Introduction/Aims Spinal muscular atrophy (SMA) is an inherited neuromuscular disease caused by survival motor neuron (SMN) protein deficiency. Insulin-like growth factor-I (IGF-I) is a myotrophic and neurotrophic factor that has been reported to be dysregulated in in vivo SMA model systems. However, detailed analyses of the IGF-I system in SMA patients are missing. In this study, we analyzed the components of the IGF-I system in serum and archived skeletal muscle biopsies of SMA patients. Methods Serum IGF-I, IGF binding protein (IGFBP)-3, and IGFBP-5 levels were analyzed in 11 SMA patients and 13 healthy children by immunoradiometric and enzyme-linked immunosorbent assays.
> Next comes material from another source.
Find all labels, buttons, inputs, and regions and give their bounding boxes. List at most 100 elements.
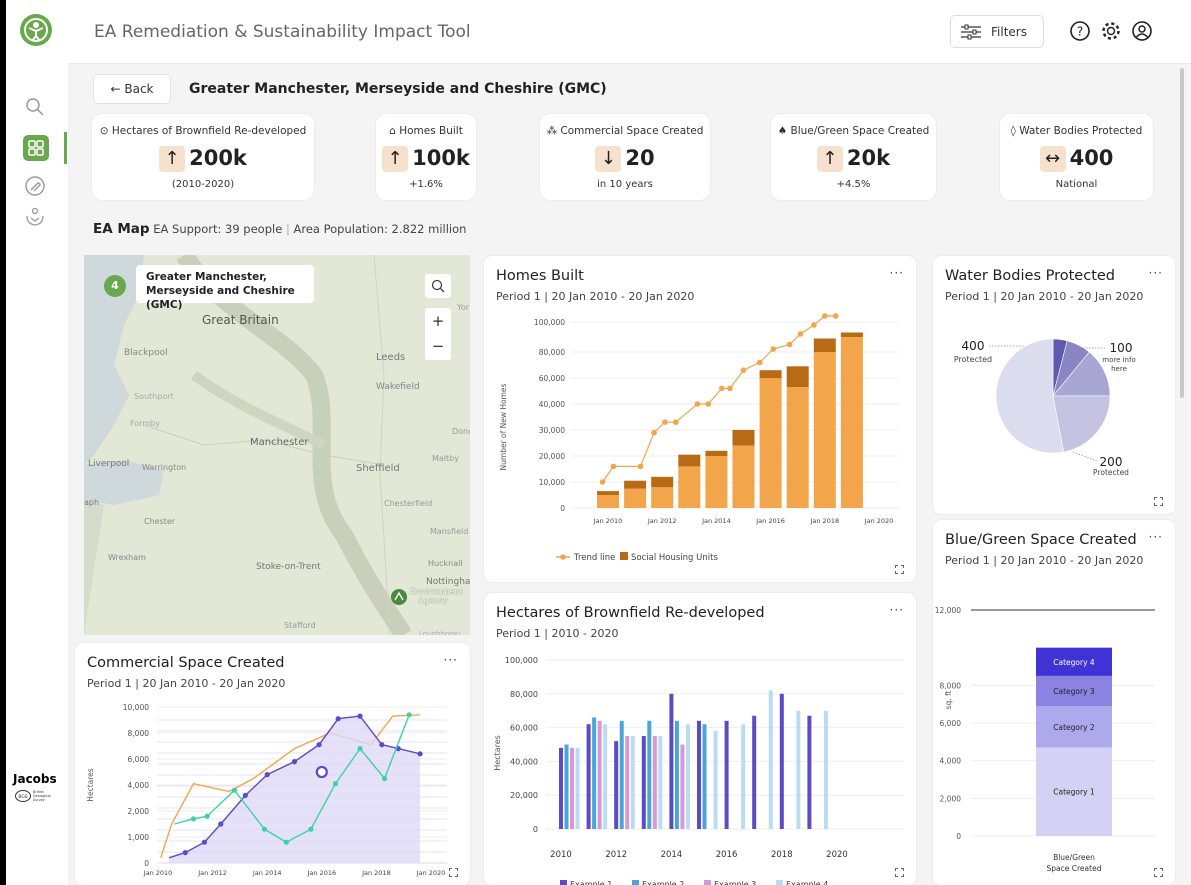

The expression of IGF-I, IGF-I receptor, and IGFBP-5 proteins was investigated by immunofluorescence analysis in the archived skeletal muscle biopsies of nine SMA patients, six patients with non-SMA-related neuromuscular disease and atrophic fibers in muscle biopsy, and four controls. Results A significant decrease in IGF-I levels (mean +/- SD: -1.39 +/- 1.46 vs. 0.017 +/- 0.83, p = .02) and increase in IGFBP-5 levels (mean +/- SD: 2358.5 +/- 1617.4 ng/mL vs. 1003.4 +/- 274.3 ng/mL, p = .03) were detected in serum samples of SMA patients compared to healthy controls. Increased expression of IGF-I, IGF-I receptor, and IGFBP-5 was detected in skeletal muscle biopsies of SMA patients and non-SMA neuromuscular diseases, indicating atrophy-specific alterations in the pathway. Discussion Our findings suggested that the components of the IGF-I system are altered in SMA patients at both the systemic and tissue-specific levels.